Tightening the Net: Towards a Global Legal Framework on Transnational Organized Environmental Crime
Posted on April, 13 2015
WWF and Global Initiative report on gaps in global legal architecture
Transnational organized environmental crime constitutes a global and escalating threat.It allows international networks of individuals and corporations to thrive and eventually disturb not only biodiversity but also the global economy and security. In addition to severe environmental consequences, the laundered money generated by such activities disrupts the world’s economies, fostering corruption and challenging political stability.
Emblematic of the dark side of globalization, organized criminal groups engage in highly profitable illicit markets such as illegal trade in protected species of fauna and flora, illegal logging and fishing, unlawful transportation and dumping of hazardous waste, and illegal trade in ozone-depleting substances.
An urgent need to reflect on current global legal frameworks
While the international community increasingly acknowledges the seriousness of the issue and multiple mechanisms and tools are being used to combat it, current strategies remain insufficient to tackle this escalating problem.
This global and complex challenge can only be addressed via a holistic approach involving different stakeholders at multiple levels, including local communities, and fostering efforts on several fronts including political commitment, law enforcement, prevention and cultural change through education (especially to curb demand for wildlife products).
Without losing sight of this broad context, this report by the Gobal Initiative Against Transnational Organized Crime and WWF focuses on a specific aspect: the analysis of the current legal approaches and their improvement.
Presenting a global legal review, this report analyses the international legal frameworks currently available to combat transnational organized environmental crime, and explores potential ways to strengthen the current situation.
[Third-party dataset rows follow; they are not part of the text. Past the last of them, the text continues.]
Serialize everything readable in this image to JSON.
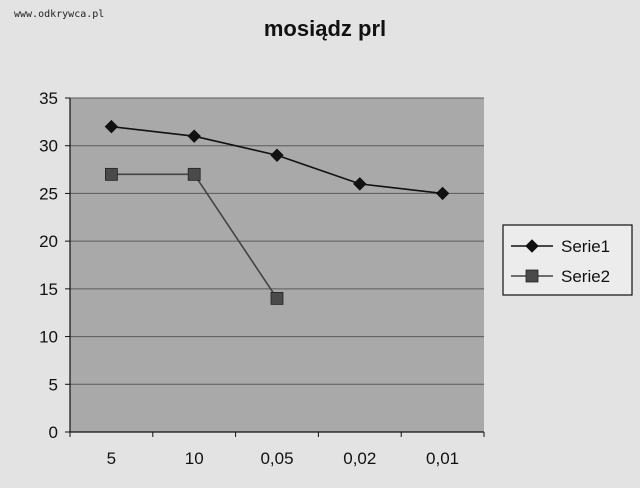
{
  "watermark": "www.odkrywca.pl",
  "chart_data": {
    "type": "line",
    "title": "mosiądz prl",
    "xlabel": "",
    "ylabel": "",
    "categories": [
      "5",
      "10",
      "0,05",
      "0,02",
      "0,01"
    ],
    "ylim": [
      0,
      35
    ],
    "yticks": [
      0,
      5,
      10,
      15,
      20,
      25,
      30,
      35
    ],
    "grid": true,
    "legend_position": "right",
    "series": [
      {
        "name": "Serie1",
        "marker": "diamond",
        "values": [
          32,
          31,
          29,
          26,
          25
        ]
      },
      {
        "name": "Serie2",
        "marker": "square",
        "values": [
          27,
          27,
          14,
          null,
          null
        ]
      }
    ],
    "colors": {
      "plot_background": "#a9a9a9",
      "gridline": "#5b5b5b",
      "serie1": "#111111",
      "serie2": "#444444",
      "serie2_marker": "#4a4a4a"
    }
  }
}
Indeed, extant legal tools appear as a loose net of international, national and local laws that often fail to work together efficiently. Inconsistencies and remaining loopholes create havens for organized criminal groups and transit hubs for their illicit activities.
The main legal weakness is the fact that international treaties still fail to address environmental crime as a form of transnational organized crime. Instead, they either focus on conservation or international trade aspects.
The analysis highlights that the only global treaty that could provide the needed criminal perspective is the UN Convention against Transnational Organized Crime (UNTOC). However, many forms of environmental crime fall outside its scope because its application relies on national laws.
Indeed, UNTOC is only applicable if national laws reach the UNTOC application threshold (which is the establishment by national laws of a maximum criminal penalty of at least four years of imprisonment) otherwise it is not applicable. Unfortunately many countries do not yet criminalize the activities that constitute forms of transnational organized environmental crime, they often prohibit them as illegal or unlawful but it is not the same as legally defining them as criminal.
In addition, where the criminal approach does exist, the UNTOC application threshold is not always reached. These observations are a starting point for a much needed discussion on the potential improvement of global legal frameworks. This report also raises the possibility of a new international legal framework dedicated to transnational organized environmental crime.